This January 7 marks the 95th anniversary of one of the most influential votes to have been taken by Dáil Éireann. The result of the Anglo-Irish Treaty vote continues to shape Ireland’s relationship with Britain and her place within the family of European and global nations to this day, as it does the domestic politics on this island. The Treaty was an agreement between the government of the United Kingdom and representatives of the Irish Republic, signed on December 6 1921, which brought the War of Independence to an end.

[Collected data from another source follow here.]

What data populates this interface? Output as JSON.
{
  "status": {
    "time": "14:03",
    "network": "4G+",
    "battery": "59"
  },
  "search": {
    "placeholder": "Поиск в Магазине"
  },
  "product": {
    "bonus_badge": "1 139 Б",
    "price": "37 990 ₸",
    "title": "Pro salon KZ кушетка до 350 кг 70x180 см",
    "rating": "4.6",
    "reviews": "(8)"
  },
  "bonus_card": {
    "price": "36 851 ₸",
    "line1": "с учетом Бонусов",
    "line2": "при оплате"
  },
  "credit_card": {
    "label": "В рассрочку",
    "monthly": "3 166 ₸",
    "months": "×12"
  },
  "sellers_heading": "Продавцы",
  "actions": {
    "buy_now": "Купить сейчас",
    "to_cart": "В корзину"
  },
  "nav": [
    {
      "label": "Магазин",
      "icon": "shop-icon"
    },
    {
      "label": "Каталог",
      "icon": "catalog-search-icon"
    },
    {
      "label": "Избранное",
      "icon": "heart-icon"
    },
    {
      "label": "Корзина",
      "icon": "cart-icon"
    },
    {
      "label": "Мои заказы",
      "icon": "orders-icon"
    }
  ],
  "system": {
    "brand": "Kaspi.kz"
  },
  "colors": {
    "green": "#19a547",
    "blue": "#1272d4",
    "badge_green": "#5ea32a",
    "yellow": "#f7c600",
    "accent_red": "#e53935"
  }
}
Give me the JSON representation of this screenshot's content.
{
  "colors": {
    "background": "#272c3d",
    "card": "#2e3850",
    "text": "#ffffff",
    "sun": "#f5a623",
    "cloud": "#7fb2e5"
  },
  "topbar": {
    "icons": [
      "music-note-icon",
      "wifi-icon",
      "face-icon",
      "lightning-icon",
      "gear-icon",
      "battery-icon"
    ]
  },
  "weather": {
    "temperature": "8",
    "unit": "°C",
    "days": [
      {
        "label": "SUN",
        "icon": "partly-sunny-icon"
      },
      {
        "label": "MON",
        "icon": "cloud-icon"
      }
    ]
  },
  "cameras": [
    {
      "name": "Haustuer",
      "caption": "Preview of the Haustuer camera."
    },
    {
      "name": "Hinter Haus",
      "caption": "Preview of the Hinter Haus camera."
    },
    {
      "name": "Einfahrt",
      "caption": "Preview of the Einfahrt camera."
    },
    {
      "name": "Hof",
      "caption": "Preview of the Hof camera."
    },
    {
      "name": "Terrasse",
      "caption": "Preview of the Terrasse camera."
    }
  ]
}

In order to be ratified, the Treaty had to be supported by the majority of the Irish Republic’s legislature, Dáil Éireann. The emotional and often personalised Dáil debates on the Treaty ran from December 14 1921 to January 7 1922. At that time, the county of Mayo spanned three Dáil constituencies — Mayo North and West, Mayo South and Roscommon South, and Sligo and Mayo East — which returned a combined total of 13 TDs. Though all Sinn Féin members, the 13 representatives understandably held differing opinions on the Treaty and their contributions to the debates act as a microcosm of the complex political landscape that existed in the country.
One might expect that Joseph MacBride TD would take a hard-line stance against the British considering his brother John was executed for participating in the 1916 Rising, but Joseph was quick to label the agreement “an honourable Treaty”. Rationally, MacBride added: “Unity [of the Dáil] seems to be a fetish with some people in this assembly. They fear a split. I don't. Probably they have in their minds the foul implications and the degradation of the Parnell split. But cannot we agree to differ?” It appears MacBride underestimated the strong feelings among his own Mayo North and West electorate. Of the Treaty, PJ Ruttledge, a constituency colleague of MacBride’s, summarised: “We should face facts, and the facts are these. My contention is that you may compromise on unessentials, but on essentials you cannot compromise.” Ruttledge reminded the house that he was elected on the basis that he was a republican, implying that nothing short of a 32-county Irish Republic would gain his support.
William Sears, TD for Mayo South and Roscommon South, took an opposing line to Ruttledge: “We told the world that we were not Republican doctrinaires. We did not expect them [the Irish plenipotentiaries] to bring home a Republic, but this Treaty will put us on the shortest road to the completest independence of the country.” And in an attempt to woo physical force republicans, Sears claimed: “Now I say this Treaty is a victory for the Irish Republican Army. This Treaty is the fruits of efforts of the most gallant band in history who fought against fearful odds here and suffered.” But Sears also warned that the ideal of independence would not be achieved by entering another disastrous war. British Prime Minister David Lloyd George had threatened immediate war should the Irish delegation not sign the Treaty. Instead, Sears believed independence could be secured by taking charge of the schools and universities of the country.
The most prominent of the 13 TDs was 1916 veteran Harry Boland. Boland was one of four TDs representing the Mayo South and Roscommon South constituency. He was a close friend of Michael Collins who was a member of the Irish delegation that had signed the Treaty in London. Boland had been in America when the delegation returned to Ireland with the Treaty in December. When he returned in January, Boland entered the debating chamber on Dublin’s Earlsfort Terrace to emphatic applause. Boland spoke on numerous occasions and evoked the names of old Irish freedom fighters to passionately condemn the Treaty as a submission to British rule. He was adamant that the Treaty negotiated by Collins “denies the existence of the Irish nation”. Boland stated for the record that his chief objection to the Treaty was “because I am asked to surrender the title of Irishman and accept the title of West Briton”.
On January 7 1922, Dáil Éireann ratified the Anglo-Irish Treaty by a slim margin of 64 to 57 votes. Eight TDs representing Mayo constituencies voted against the Treaty, while the remaining five voted for ratification. On April 2 1922, Michael Collins addressed a large crowd outside the Imperial Hotel in Castlebar in an effort to calm tensions in the aftermath of the Treaty’s ratification. Collins told the gathering of pro and anti-Treaty supporters, some brandishing revolvers, that “it was now in Ireland’s power to secure that this state of things shall be ended and not occur again”. The Irish Civil War broke out between pro and anti-Treaty forces in June 1922.